State Budget & Taxes > House Bill 2250, June 21, 2008

HOUSE TAX CUT PLAN LEAVES FAMILIES BEHIND

June 21, 2008

The House of Representatives is advancing a tax-cut bill, House Bill 2250, that shares much in common with the Senate Stimulus Plan. A select set of businesses are the primary beneficiaries, while working families are largely left out. The cuts are costly and could push the state into a deficit in the years ahead. While the House bill includes temporary tax changes that would have some benefit as economic stimulus, the bulk of the plan includes permanent tax changes popular with business associations, but of little value for most businesses or for the economy. The House should consider these factors before adopting the legislation:

  • MOST TAX CUTS ARE PERMANENT: Although the proposed change to the Job Creation Tax Credit is temporary, and the Youth Employment Incentive Tax Credit expires in 2012, the remainder of the bill’s tax changes are permanent.

  • THE TAX CUTS ARE COSTLY: The total cost of the plan will be almost $200 million in FY 2010–2011, further reducing tax revenue in an already slowing economy.

  • THE TAX CUTS ARE BASED ON TRICKLE-DOWN ECONOMICS: Pennsylvania families are largely left to fend for themselves in the face of higher prices and growing unemployment, with only a glimmer of hope that some of the tax benefits might reach them some day. 92% of tax benefits go to businesses while only 8% go to families.

  • THE TAX CUTS ARE BAD POLICY: Changing the sales apportionment factor actually increases taxes for some businesses, and there is no evidence it creates jobs. In fact, the evidence is strong that businesses pay little attention to state tax apportionment when making investment decisions. Increasing the deduction for Net Operating Losses helps only a small segment of business taxpayers. Policies that increase consumer and government spending are the most effective in generating economic activity in a recession, whereas tax cuts are costly and offer little bang for the buck.

The National Governors’ Association reported on June 20th that revenue in 20 states is below estimates, and that the 14 states with higher than projected revenues are those that benefit from higher coal, food, or oil prices. Nationally, corporate tax collections, which fueled state surpluses over the last two years, are expected to decline by 5.5%.

The Commonwealth of Pennsylvania would do well to defer tax cuts to another year.

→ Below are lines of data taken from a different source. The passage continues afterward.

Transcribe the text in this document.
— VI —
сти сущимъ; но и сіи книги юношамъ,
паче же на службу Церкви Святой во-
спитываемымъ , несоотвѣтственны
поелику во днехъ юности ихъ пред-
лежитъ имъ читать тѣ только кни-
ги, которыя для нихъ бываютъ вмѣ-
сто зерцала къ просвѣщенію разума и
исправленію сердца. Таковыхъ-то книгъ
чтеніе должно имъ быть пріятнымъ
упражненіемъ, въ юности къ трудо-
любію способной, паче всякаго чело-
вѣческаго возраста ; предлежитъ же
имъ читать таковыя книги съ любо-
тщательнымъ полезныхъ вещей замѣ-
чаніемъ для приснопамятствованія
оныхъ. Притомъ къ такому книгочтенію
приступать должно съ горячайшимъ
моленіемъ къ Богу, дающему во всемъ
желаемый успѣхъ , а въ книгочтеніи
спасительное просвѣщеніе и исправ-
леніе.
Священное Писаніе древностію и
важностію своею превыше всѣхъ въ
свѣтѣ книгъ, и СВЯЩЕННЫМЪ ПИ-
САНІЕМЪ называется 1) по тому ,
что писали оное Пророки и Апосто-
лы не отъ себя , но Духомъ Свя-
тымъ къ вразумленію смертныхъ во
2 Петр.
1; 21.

MAJOR PROVISIONS OF HOUSE BILL 2250

INCREASE NET OPERATING LOSS CARRYFORWARD: HB 2250 increases the NOL deduction limit from the current $3 million or 12.5% of taxable income, to $5 million or 15% of taxable income. The Senate plan would increase the limit more: to $5 million or 20% of taxable income. Cost: $42 million.

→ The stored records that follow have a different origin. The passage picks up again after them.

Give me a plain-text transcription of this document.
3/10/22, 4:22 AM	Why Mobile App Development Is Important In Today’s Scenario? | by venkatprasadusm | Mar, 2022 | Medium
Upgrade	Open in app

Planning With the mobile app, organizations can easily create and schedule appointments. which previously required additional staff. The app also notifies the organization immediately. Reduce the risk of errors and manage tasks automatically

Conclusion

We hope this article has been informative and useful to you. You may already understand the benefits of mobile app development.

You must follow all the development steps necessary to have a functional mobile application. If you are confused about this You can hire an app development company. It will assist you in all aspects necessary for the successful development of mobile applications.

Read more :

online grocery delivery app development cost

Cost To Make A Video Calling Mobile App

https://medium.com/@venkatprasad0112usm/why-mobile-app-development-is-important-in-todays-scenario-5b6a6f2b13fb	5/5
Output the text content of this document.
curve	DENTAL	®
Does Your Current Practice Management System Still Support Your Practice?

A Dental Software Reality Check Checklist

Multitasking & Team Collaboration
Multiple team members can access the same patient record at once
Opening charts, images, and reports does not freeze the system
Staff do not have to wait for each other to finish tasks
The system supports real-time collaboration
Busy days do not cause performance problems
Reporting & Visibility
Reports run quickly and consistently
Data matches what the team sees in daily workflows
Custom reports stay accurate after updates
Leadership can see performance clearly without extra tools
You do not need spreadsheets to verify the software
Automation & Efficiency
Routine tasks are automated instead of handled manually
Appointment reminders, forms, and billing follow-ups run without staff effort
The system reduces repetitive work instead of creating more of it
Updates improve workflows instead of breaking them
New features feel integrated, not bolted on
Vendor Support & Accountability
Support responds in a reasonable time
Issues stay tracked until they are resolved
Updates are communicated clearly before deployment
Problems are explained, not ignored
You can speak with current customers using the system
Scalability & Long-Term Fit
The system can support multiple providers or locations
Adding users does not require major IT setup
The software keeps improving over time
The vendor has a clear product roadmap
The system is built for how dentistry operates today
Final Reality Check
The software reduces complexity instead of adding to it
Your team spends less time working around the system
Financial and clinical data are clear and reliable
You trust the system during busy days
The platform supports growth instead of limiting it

EXPAND TAX FOREGIVENESS: The House’s plan includes a more modest expansion of tax forgiveness than the Senate plan does, and would target the expansion to families rather than individuals. HB 2250 would increase the income allowance for dependents from $9,500 to $10,500 per child—or from $32,000 to $34,000 for a family of four. The Senate plan includes an increase in income eligibility for individuals, married couples, and children; and after three years, eligibility for a family of four would increase to $37,000. Cost: $18 million.

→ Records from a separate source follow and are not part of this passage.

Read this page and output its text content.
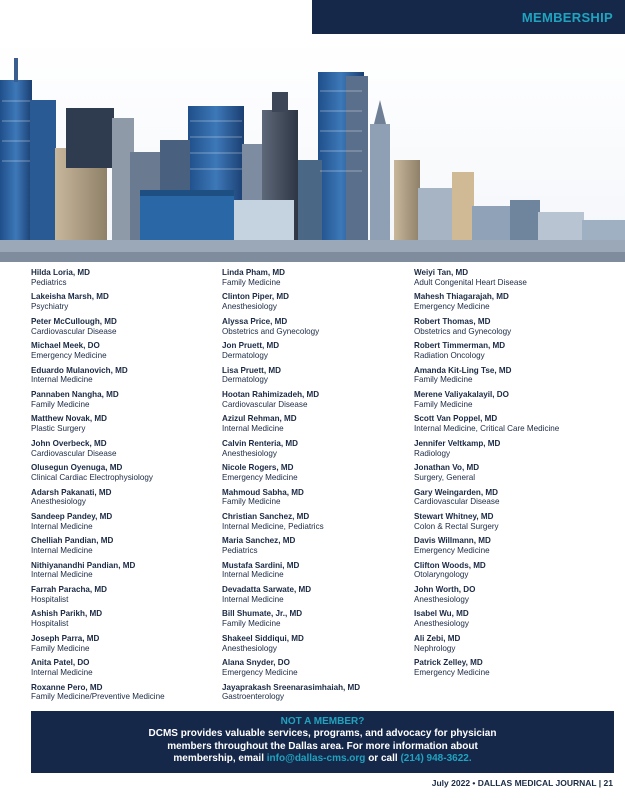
MEMBERSHIP
Hilda Loria, MD
Pediatrics
Lakeisha Marsh, MD
Psychiatry
Peter McCullough, MD
Cardiovascular Disease
Michael Meek, DO
Emergency Medicine
Eduardo Mulanovich, MD
Internal Medicine
Pannaben Nangha, MD
Family Medicine
Matthew Novak, MD
Plastic Surgery
John Overbeck, MD
Cardiovascular Disease
Olusegun Oyenuga, MD
Clinical Cardiac Electrophysiology
Adarsh Pakanati, MD
Anesthesiology
Sandeep Pandey, MD
Internal Medicine
Chelliah Pandian, MD
Internal Medicine
Nithiyanandhi Pandian, MD
Internal Medicine
Farrah Paracha, MD
Hospitalist
Ashish Parikh, MD
Hospitalist
Joseph Parra, MD
Family Medicine
Anita Patel, DO
Internal Medicine
Roxanne Pero, MD
Family Medicine/Preventive Medicine
Linda Pham, MD
Family Medicine
Clinton Piper, MD
Anesthesiology
Alyssa Price, MD
Obstetrics and Gynecology
Jon Pruett, MD
Dermatology
Lisa Pruett, MD
Dermatology
Hootan Rahimizadeh, MD
Cardiovascular Disease
Azizul Rehman, MD
Internal Medicine
Calvin Renteria, MD
Anesthesiology
Nicole Rogers, MD
Emergency Medicine
Mahmoud Sabha, MD
Family Medicine
Christian Sanchez, MD
Internal Medicine, Pediatrics
Maria Sanchez, MD
Pediatrics
Mustafa Sardini, MD
Internal Medicine
Devadatta Sarwate, MD
Internal Medicine
Bill Shumate, Jr., MD
Family Medicine
Shakeel Siddiqui, MD
Anesthesiology
Alana Snyder, DO
Emergency Medicine
Jayaprakash Sreenarasimhaiah, MD
Gastroenterology
Weiyi Tan, MD
Adult Congenital Heart Disease
Mahesh Thiagarajah, MD
Emergency Medicine
Robert Thomas, MD
Obstetrics and Gynecology
Robert Timmerman, MD
Radiation Oncology
Amanda Kit-Ling Tse, MD
Family Medicine
Merene Valiyakalayil, DO
Family Medicine
Scott Van Poppel, MD
Internal Medicine, Critical Care Medicine
Jennifer Veltkamp, MD
Radiology
Jonathan Vo, MD
Surgery, General
Gary Weingarden, MD
Cardiovascular Disease
Stewart Whitney, MD
Colon & Rectal Surgery
Davis Willmann, MD
Emergency Medicine
Clifton Woods, MD
Otolaryngology
John Worth, DO
Anesthesiology
Isabel Wu, MD
Anesthesiology
Ali Zebi, MD
Nephrology
Patrick Zelley, MD
Emergency Medicine
NOT A MEMBER?
DCMS provides valuable services, programs, and advocacy for physician
members throughout the Dallas area. For more information about
membership, email info@dallas-cms.org or call (214) 948-3622.
July 2022 • DALLAS MEDICAL JOURNAL | 21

SALES FACTOR APPORTIONMENT: Both House and Senate plans would continue the trend to higher weighting of the sales factor in apportioning corporate income. The House plan raises the sales factor to 80%, while the Senate plan raises it slightly more, to 85%. Cost: $50 million.

DEDUCTION FOR EQUIPMENT EXPENSING: The House plan does not increase the equipment expensing limit, unlike the Senate plan.

RESEARCH AND DEVELOPMENT TAX CREDIT: The Research and Development Credit in HB 2250 is increased from $40 million to $75 million per year and makes the credits sellable—so companies can sell the credits to gain additional capital. Cost: $35 million.

JOB CREATION TAX CREDIT: This existing credit is increased in HB 2250 from $1,000 to $3,000 for each job created before July 1, 2009. Cost: $23 million.

YOUTH EMPLOYMENT TAX CREDIT: HB 2250 allows for employers participating in the program to receive sellable tax credits equal to 70% of the cost of employing young people ages 14 to 21. Cost: $20 million.

CAPITAL STOCK AND FRANCHISE TAX EXCLUSION: Increased the amount corporations can exclude from this tax from $150,000 to $300,000. Cost: $11 million.